Someone gave me a 46" 6420 as a Christmas present. I assumed that it must have been a cheap model (or at least on sale for a great price) for it to be given to me as a gift, but so far, it's a nice TV. I haven't looked to see how much they sell for. My dad has a couple Samsung LEDs in his house, and those two are my only other exposure to the technology. Before reading anything about them, I found that the dimming function was very pronounced on the set in his kitchen, but I never noticed it on the set he has on his screened in porch. I actually spent about an hour going through the menu trying to figure out how to disable it (I figured it was some kind of dynamic "enhancement" or power saving function. Glad you guys cleared that up for me). I set the shadow detail to +2 a couple hours after unboxing mine (just calibrating by eye, no knowledge of what I was doing) and for that reason or whatever other, I haven't noticed any dimming on my set. I've been using it as the display for my Mac Mini, watching 1080p Blu Ray rips, 720p NTSC television, and SD NTSC and PAL television. Also a few Brit movies, which I assume were ripped from a PAL format, but I don't know. I worked with professional home theaters installers about a decade ago (I'm not certified or anything, just worked with a few guys who were), and have been exposed to lots of properly calibrated, high-end displays. I'm very critical of most pictures I come across. Haven't had much contact with the HT scene in years, though, and am definitely out of touch on the new technologies. I just watched my first two 3D movies at Thanksgiving (Avatar and Toy Story 3). Watched those on some high-end Panasonic plasma my dad has. That Panasonic (I have no idea about model numbers, I had to find my user manual to figure out what model I had when I logged onto the forum) is one of the best flat panel displays I've seen. Tons of depth and texture in the 2D images. I don't know enough about 3D to comment on that aspect. So I've been comparing the Samsung to that picture as I break it in. I assume there's probably a few thousand dollar price difference between them.

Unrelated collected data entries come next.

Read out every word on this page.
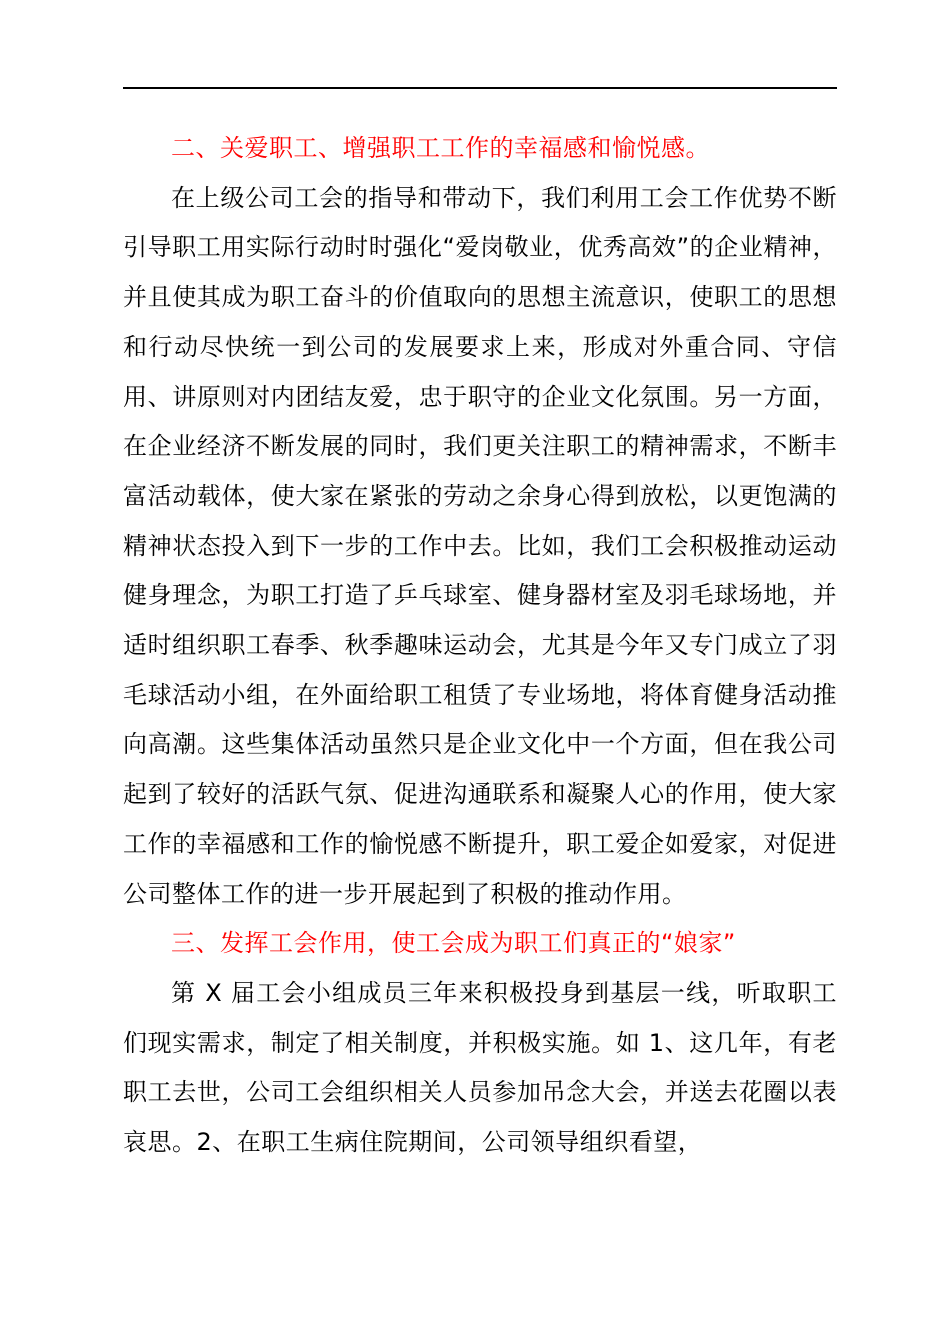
二、关爱职工、增强职工工作的幸福感和愉悦感。

在上级公司工会的指导和带动下，我们利用工会工作优势不断引导职工用实际行动时时强化“爱岗敬业，优秀高效”的企业精神，并且使其成为职工奋斗的价值取向的思想主流意识，使职工的思想和行动尽快统一到公司的发展要求上来，形成对外重合同、守信用、讲原则对内团结友爱，忠于职守的企业文化氛围。另一方面，在企业经济不断发展的同时，我们更关注职工的精神需求，不断丰富活动载体，使大家在紧张的劳动之余身心得到放松，以更饱满的精神状态投入到下一步的工作中去。比如，我们工会积极推动运动健身理念，为职工打造了乒乓球室、健身器材室及羽毛球场地，并适时组织职工春季、秋季趣味运动会，尤其是今年又专门成立了羽毛球活动小组，在外面给职工租赁了专业场地，将体育健身活动推向高潮。这些集体活动虽然只是企业文化中一个方面，但在我公司起到了较好的活跃气氛、促进沟通联系和凝聚人心的作用，使大家工作的幸福感和工作的愉悦感不断提升，职工爱企如爱家，对促进公司整体工作的进一步开展起到了积极的推动作用。

三、发挥工会作用，使工会成为职工们真正的“娘家”

第 X 届工会小组成员三年来积极投身到基层一线，听取职工们现实需求，制定了相关制度，并积极实施。如 1、这几年，有老职工去世，公司工会组织相关人员参加吊念大会，并送去花圈以表哀思。2、在职工生病住院期间，公司领导组织看望，
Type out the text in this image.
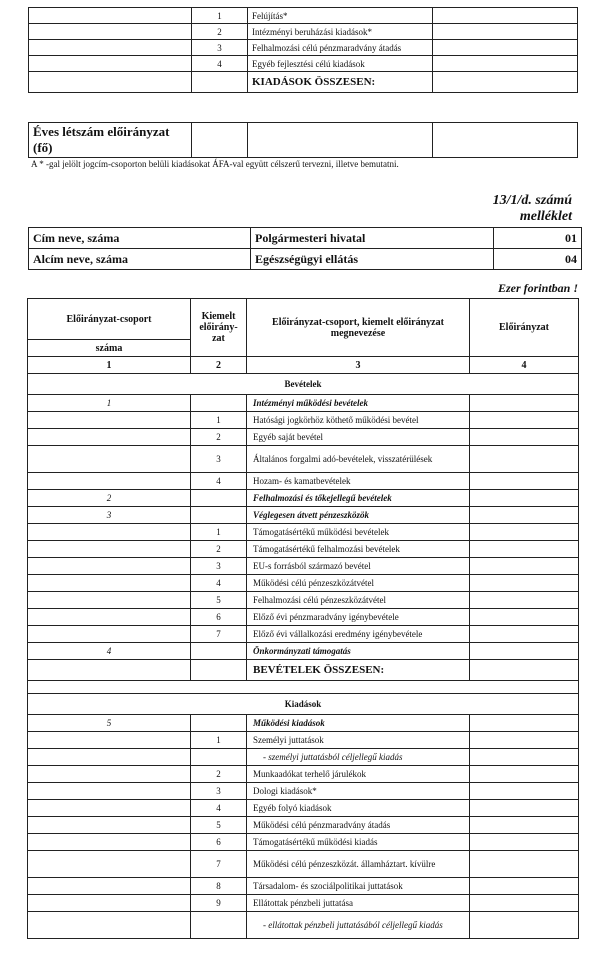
	1	Felújítás*	
	2	Intézményi beruházási kiadások*	
	3	Felhalmozási célú pénzmaradvány átadás	
	4	Egyéb fejlesztési célú kiadások	
		KIADÁSOK ÖSSZESEN:	
Éves létszám előirányzat (fő)			
A * -gal jelölt jogcím-csoporton belüli kiadásokat ÁFA-val együtt célszerű tervezni, illetve bemutatni.
13/1/d. számú
melléklet
Cím neve, száma	Polgármesteri hivatal	01
Alcím neve, száma	Egészségügyi ellátás	04
Ezer forintban !
Előirányzat-csoport	Kiemelt előirány-zat	Előirányzat-csoport, kiemelt előirányzat megnevezése	Előirányzat
száma			
1	2	3	4
Bevételek			
1		Intézményi működési bevételek	
	1	Hatósági jogkörhöz köthető működési bevétel	
	2	Egyéb saját bevétel	
	3	Általános forgalmi adó-bevételek, visszatérülések	
	4	Hozam- és kamatbevételek	
2		Felhalmozási és tőkejellegű bevételek	
3		Véglegesen átvett pénzeszközök	
	1	Támogatásértékű működési bevételek	
	2	Támogatásértékű felhalmozási bevételek	
	3	EU-s forrásból származó bevétel	
	4	Működési célú pénzeszközátvétel	
	5	Felhalmozási célú pénzeszközátvétel	
	6	Előző évi pénzmaradvány igénybevétele	
	7	Előző évi vállalkozási eredmény igénybevétele	
4		Önkormányzati támogatás	
		BEVÉTELEK ÖSSZESEN:	

Kiadások			
5		Működési kiadások	
	1	Személyi juttatások	
		- személyi juttatásból céljellegű kiadás	
	2	Munkaadókat terhelő járulékok	
	3	Dologi kiadások*	
	4	Egyéb folyó kiadások	
	5	Működési célú pénzmaradvány átadás	
	6	Támogatásértékű működési kiadás	
	7	Működési célú pénzeszközát. államháztart. kívülre	
	8	Társadalom- és szociálpolitikai juttatások	
	9	Ellátottak pénzbeli juttatása	
		- ellátottak pénzbeli juttatásából céljellegű kiadás	
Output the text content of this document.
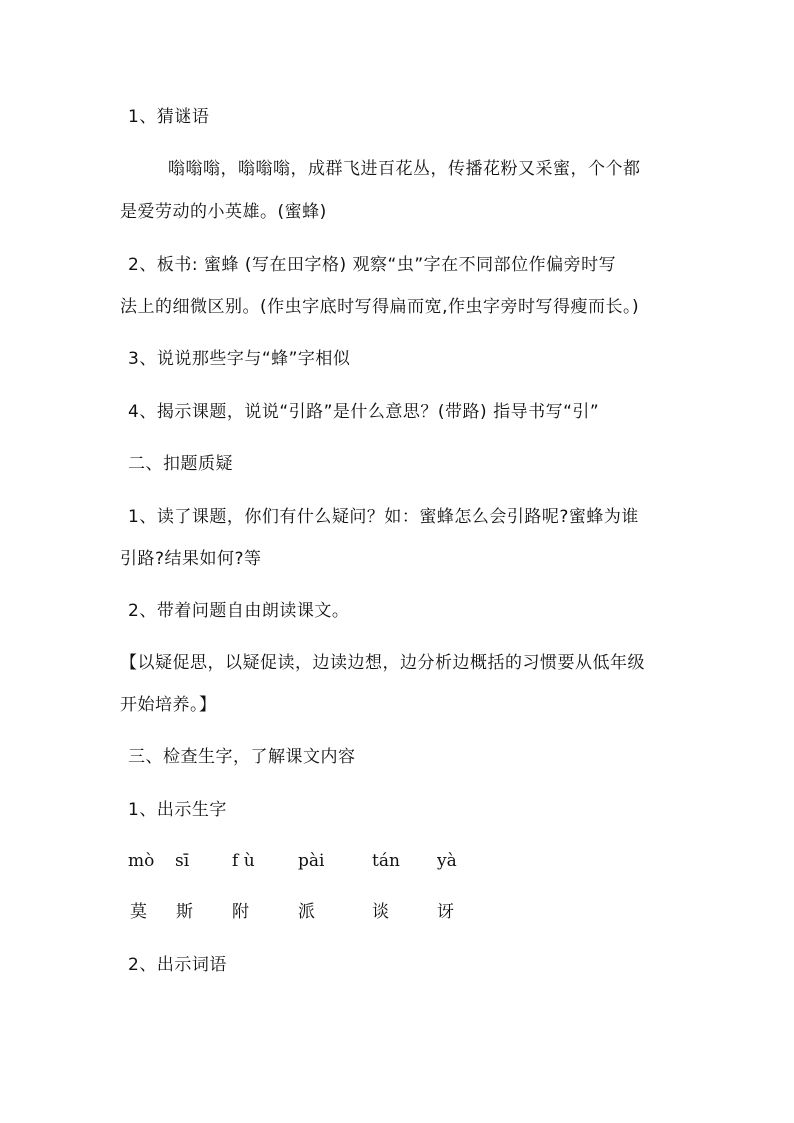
1、猜谜语
嗡嗡嗡，嗡嗡嗡，成群飞进百花丛，传播花粉又采蜜，个个都
是爱劳动的小英雄。(蜜蜂)
2、板书: 蜜蜂 (写在田字格) 观察“虫”字在不同部位作偏旁时写
法上的细微区别。(作虫字底时写得扁而宽,作虫字旁时写得瘦而长。)
3、说说那些字与“蜂”字相似
4、揭示课题，说说“引路”是什么意思？(带路) 指导书写“引”
二、扣题质疑
1、读了课题，你们有什么疑问？如：蜜蜂怎么会引路呢?蜜蜂为谁
引路?结果如何?等
2、带着问题自由朗读课文。
【以疑促思，以疑促读，边读边想，边分析边概括的习惯要从低年级
开始培养。】
三、检查生字，了解课文内容
1、出示生字
mò sī	f ù	pài	tán yà
莫 斯 附	派	谈	讶
2、出示词语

Anyway, the Samsung has a pleasant picture, in my opinion. I do feel like alot of black textures (clothing) are being crushed, but that's always been an issue with flat panels aside from those Pioneer models a few years ago (as far as I know...again I'm out of touch). The colors (particularly skin tones) looked better than average to my eyes after just a few minutes of tweaking by eye on a movie. Occasionally I feel like the image becomes too artificially sharp, even with the Sharpness on 0. I noticed this on my dad's Samsung in a huge way when I saw my sister playing her XBOX on it. Using it as a computer display with tons and tons of text, that's probably much more apparent to me than in most situations. Messed around with the contrast and brightness (after dropping the sharpness) and it's looking good enough at the moment. I spend most of my time switching around the LED motion settings, as I find it ghosts alot when watching less-than-great 1080p films. Better 1080p formats are mostly alright (I still notice ghosting much more frequently than I'd like, however, but I guess that's the LED technology in general). I played around with the 2D to 3D conversion, and it was horrible. I'm not enough of a 3D enthusiast to have my own player or 3D films. The glasses are like a third of the price of the Panasonic ones my dad has, though, which is a plus. Although after reading this thread, I now understand why they're so much cheaper.
I have AVIA and DVE Blu-Rays, but I haven't used them to calibrate yet. My dad also offered me his Disney calibration disc (hadn't heard of that before), so I'll try that as well. My calibrations thus far are just general adjustments made at my discretion while viewing. I noticed the set has a test pattern built into it, which is nice (unless it turns out to be locked when I try to use it...which I haven't tried yet). The settings I've been using for the last week or so are almost identical to the two posted in this thread. I do have Sharpness at 0, however. That's the major difference. I had turned off the LED motion Plus in the hopes of eliminating the ghosting, but after reading around the forum tonight, I've turned it back on. I use the Clear setting rather than Standard. I've used Smooth some as well. I honestly can't tell a huge difference between them yet. The Edge Enhancement definitely ruined the picture, in my opinion, so it was only tested for about twenty seconds. I was using a low contrast in the hopes of making the PC text a little easier on the eyes, but I followed the config link someone linked to earlier in this thread, and am using those settings now. The text and aliasing around icons and such isn't too bad. I was using Warm 1, but just switched to Warm 2 based on said config. I was using the "normal" HDMI black level, but just changed it to "low" for this new config. When my eyes get used to the new settings, I'll probably bump it up. I played around with the black level settings for awhile (dark, darker, darkest) but am still unsure about them. My natural instinct is too disable any "enhancements" like that, but I didn't hate the way it looked. Slightly more depth when viewing the first two Resident Evil films on Blu Ray. Haven't had enough time with the set yet to decide how much good or bad they do. I've got it turned off now. I'd say the biggest things to focus on out of the box is the sharpness. 1080p images are still very crisp and detailed with my current 0 setting (I still think maybe too sharp in some scenes). I was occasionally getting banding in black parts of the image, but I think that may have been caused by the line out on the Mac Mini. Running on a Geforce 470 PC with a mini-HDMI to HDMI connection now, I'm not noticing it. The colors occasionally seem inconsistent across the screen, but that may just be me.
Overall it's a nice set for watching 1080p films on. Standard def also looks great compared to the early flat panel sets I was used to back in the day. Lots of options. I don't know yet if that's a good or bad thing in this case. It's also crazy thin. That blew me away. Like a sci-fi movie prop.
EDIT: And just as a note, I haven't hooked the display up to a cable source nor a DVD or Blu Ray. I'm viewing with a "loaded" MPHC config on Windows, and VLC and Movist on the Mac.